PDF(Pubmed)
Abstract:
Chronic obstructive pulmonary disease (COPD) is considered a severe disease mitigating lung physiological functions with high mortality outcomes, insufficient therapy, and pathophysiology pathways which is still not fully understood. Mesenchymal stem cells (MSCs) derived from bone marrow play an important role in improving the function of organs suffering inflammation, oxidative stress, and immune reaction. It might also play a role in regenerative medicine, but that is still questionable.
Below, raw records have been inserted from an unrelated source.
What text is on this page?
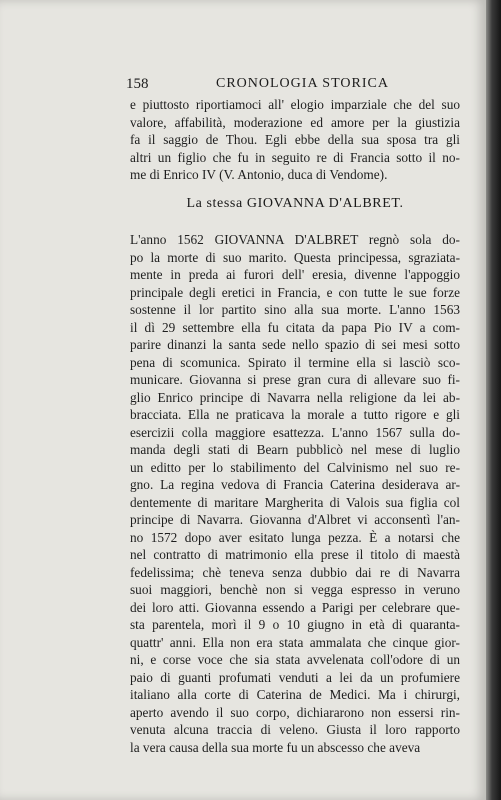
158	CRONOLOGIA STORICA
e piuttosto riportiamoci all' elogio imparziale che del suo
valore, affabilità, moderazione ed amore per la giustizia
fa il saggio de Thou. Egli ebbe della sua sposa tra gli
altri un figlio che fu in seguito re di Francia sotto il no-
me di Enrico IV (V. Antonio, duca di Vendome).
La stessa GIOVANNA D'ALBRET.
L'anno 1562 GIOVANNA D'ALBRET regnò sola do-
po la morte di suo marito. Questa principessa, sgraziata-
mente in preda ai furori dell' eresia, divenne l'appoggio
principale degli eretici in Francia, e con tutte le sue forze
sostenne il lor partito sino alla sua morte. L'anno 1563
il dì 29 settembre ella fu citata da papa Pio IV a com-
parire dinanzi la santa sede nello spazio di sei mesi sotto
pena di scomunica. Spirato il termine ella si lasciò sco-
municare. Giovanna si prese gran cura di allevare suo fi-
glio Enrico principe di Navarra nella religione da lei ab-
bracciata. Ella ne praticava la morale a tutto rigore e gli
esercizii colla maggiore esattezza. L'anno 1567 sulla do-
manda degli stati di Bearn pubblicò nel mese di luglio
un editto per lo stabilimento del Calvinismo nel suo re-
gno. La regina vedova di Francia Caterina desiderava ar-
dentemente di maritare Margherita di Valois sua figlia col
principe di Navarra. Giovanna d'Albret vi acconsentì l'an-
no 1572 dopo aver esitato lunga pezza. È a notarsi che
nel contratto di matrimonio ella prese il titolo di maestà
fedelissima; chè teneva senza dubbio dai re di Navarra
suoi maggiori, benchè non si vegga espresso in veruno
dei loro atti. Giovanna essendo a Parigi per celebrare que-
sta parentela, morì il 9 o 10 giugno in età di quaranta-
quattr' anni. Ella non era stata ammalata che cinque gior-
ni, e corse voce che sia stata avvelenata coll'odore di un
paio di guanti profumati venduti a lei da un profumiere
italiano alla corte di Caterina de Medici. Ma i chirurgi,
aperto avendo il suo corpo, dichiararono non essersi rin-
venuta alcuna traccia di veleno. Giusta il loro rapporto
la vera causa della sua morte fu un abscesso che aveva
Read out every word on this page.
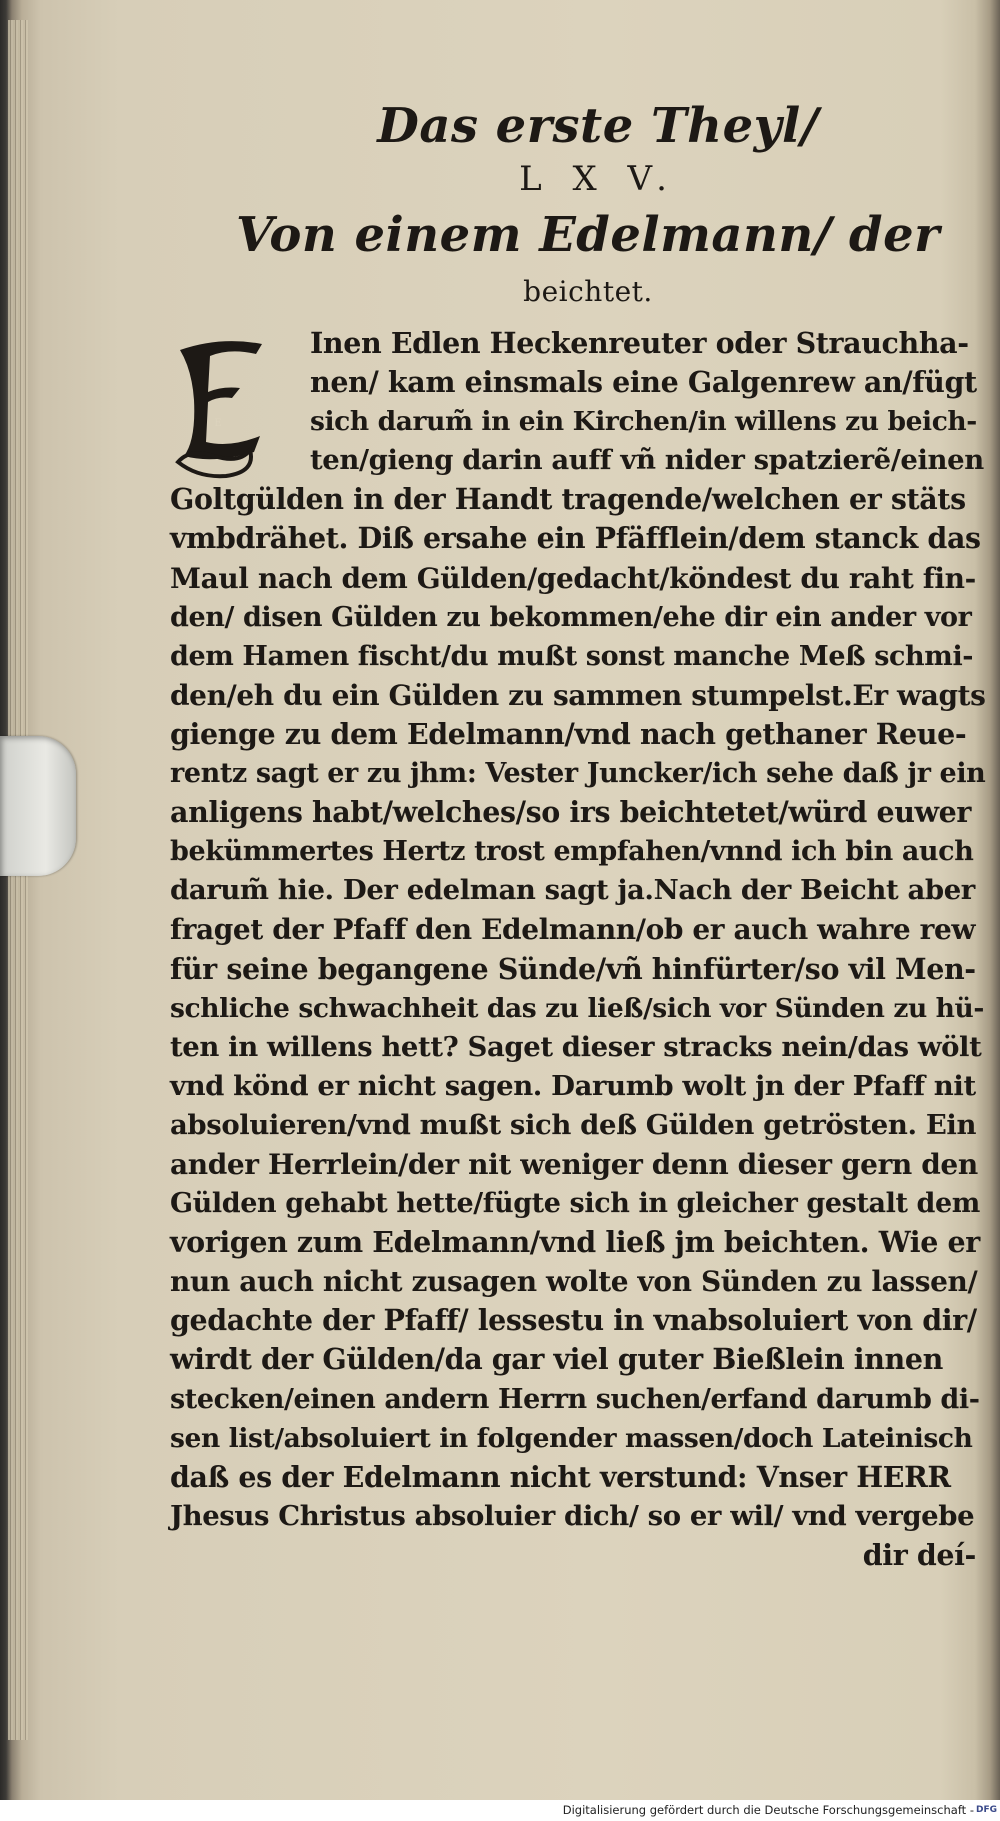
Das erste Theyl/
L X V.
Von einem Edelmann/ der
beichtet.
E
Inen Edlen Heckenreuter oder Strauchha-
nen/ kam einsmals eine Galgenrew an/fügt
sich darum̃ in ein Kirchen/in willens zu beich-
ten/gieng darin auff vñ nider spatzierẽ/einen
Goltgülden in der Handt tragende/welchen er stäts
vmbdrähet. Diß ersahe ein Pfäfflein/dem stanck das
Maul nach dem Gülden/gedacht/köndest du raht fin-
den/ disen Gülden zu bekommen/ehe dir ein ander vor
dem Hamen fischt/du mußt sonst manche Meß schmi-
den/eh du ein Gülden zu sammen stumpelst.Er wagts
gienge zu dem Edelmann/vnd nach gethaner Reue-
rentz sagt er zu jhm: Vester Juncker/ich sehe daß jr ein
anligens habt/welches/so irs beichtetet/würd euwer
bekümmertes Hertz trost empfahen/vnnd ich bin auch
darum̃ hie. Der edelman sagt ja.Nach der Beicht aber
fraget der Pfaff den Edelmann/ob er auch wahre rew
für seine begangene Sünde/vñ hinfürter/so vil Men-
schliche schwachheit das zu ließ/sich vor Sünden zu hü-
ten in willens hett? Saget dieser stracks nein/das wölt
vnd könd er nicht sagen. Darumb wolt jn der Pfaff nit
absoluieren/vnd mußt sich deß Gülden getrösten. Ein
ander Herrlein/der nit weniger denn dieser gern den
Gülden gehabt hette/fügte sich in gleicher gestalt dem
vorigen zum Edelmann/vnd ließ jm beichten. Wie er
nun auch nicht zusagen wolte von Sünden zu lassen/
gedachte der Pfaff/ lessestu in vnabsoluiert von dir/
wirdt der Gülden/da gar viel guter Bießlein innen
stecken/einen andern Herrn suchen/erfand darumb di-
sen list/absoluiert in folgender massen/doch Lateinisch
daß es der Edelmann nicht verstund: Vnser HERR
Jhesus Christus absoluier dich/ so er wil/ vnd vergebe
dir deí-
Digitalisierung gefördert durch die Deutsche Forschungsgemeinschaft - DFG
Additionally, Melatonin with its known antioxidative and anti-inflammatory impact is attracting attention nowadays as a useful treatment. We hypothesized that Melatonin may augment the effect of MSCs at the level of angiogenesis in COPD. In our study, the COPD model was established using cigarette smoking and lipopolysaccharide. The COPD rats were divided into four groups: COPD group, Melatonin-treated group, MSC-treated group, and combined treated group (Melatonin-MSCs). We found that COPD was accompanied by deterioration of pulmonary function tests in response to expiratory parameter affection more than inspiratory ones. This was associated with increased Hypoxia inducible factor-1α expression and vascular endothelial growth factor level. Consequently, there was increased CD31 expression indicating increased angiogenesis with massive enlargement of airspaces and thinning of alveolar septa with decreased mean radial alveolar count, in addition to, inflammatory cell infiltration and disruption of the bronchiolar epithelial wall with loss of cilia and blood vessel wall thickening. These findings were improved significantly when Melatonin and bone marrow-derived MSCs were used as a combined treatment proving the hypothesized target that Melatonin might augment MSCs aiming at vascular changes.
摘要:
慢性阻塞性肺疾病(COPD)被认为是一种严重的疾病,可缓解肺生理功能,死亡率高。治疗不足,和病理生理学途径仍未完全理解。骨髓间充质干细胞(MSCs)在改善炎症器官功能方面发挥重要作用,氧化应激,和免疫反应。它也可能在再生医学中发挥作用,但这仍然值得怀疑。此外,褪黑激素具有已知的抗氧化和抗炎作用,如今作为一种有用的治疗方法引起了人们的注意。我们假设褪黑素可能增强MSCs在COPD血管生成水平上的作用。在我们的研究中,使用吸烟和脂多糖建立COPD模型。将COPD大鼠分为四组:COPD组,褪黑素治疗组,MSC治疗组,和联合治疗组(褪黑素-MSCs)。我们发现,与吸气相比,COPD对呼气参数影响的反应更多,伴随着肺功能测试的恶化。这与缺氧诱导因子-1α表达和血管内皮生长因子水平升高有关。因此,CD31表达增加,表明血管生成增加,气道大量扩大,肺泡间隔变薄,平均放射状肺泡计数减少。此外,炎性细胞浸润和细支气管上皮壁破坏,纤毛丢失和血管壁增厚。当褪黑素和骨髓来源的MSCs用作联合治疗时,这些发现得到了显着改善,证明了假设的目标,即褪黑素可能会增强针对血管变化的MSCs。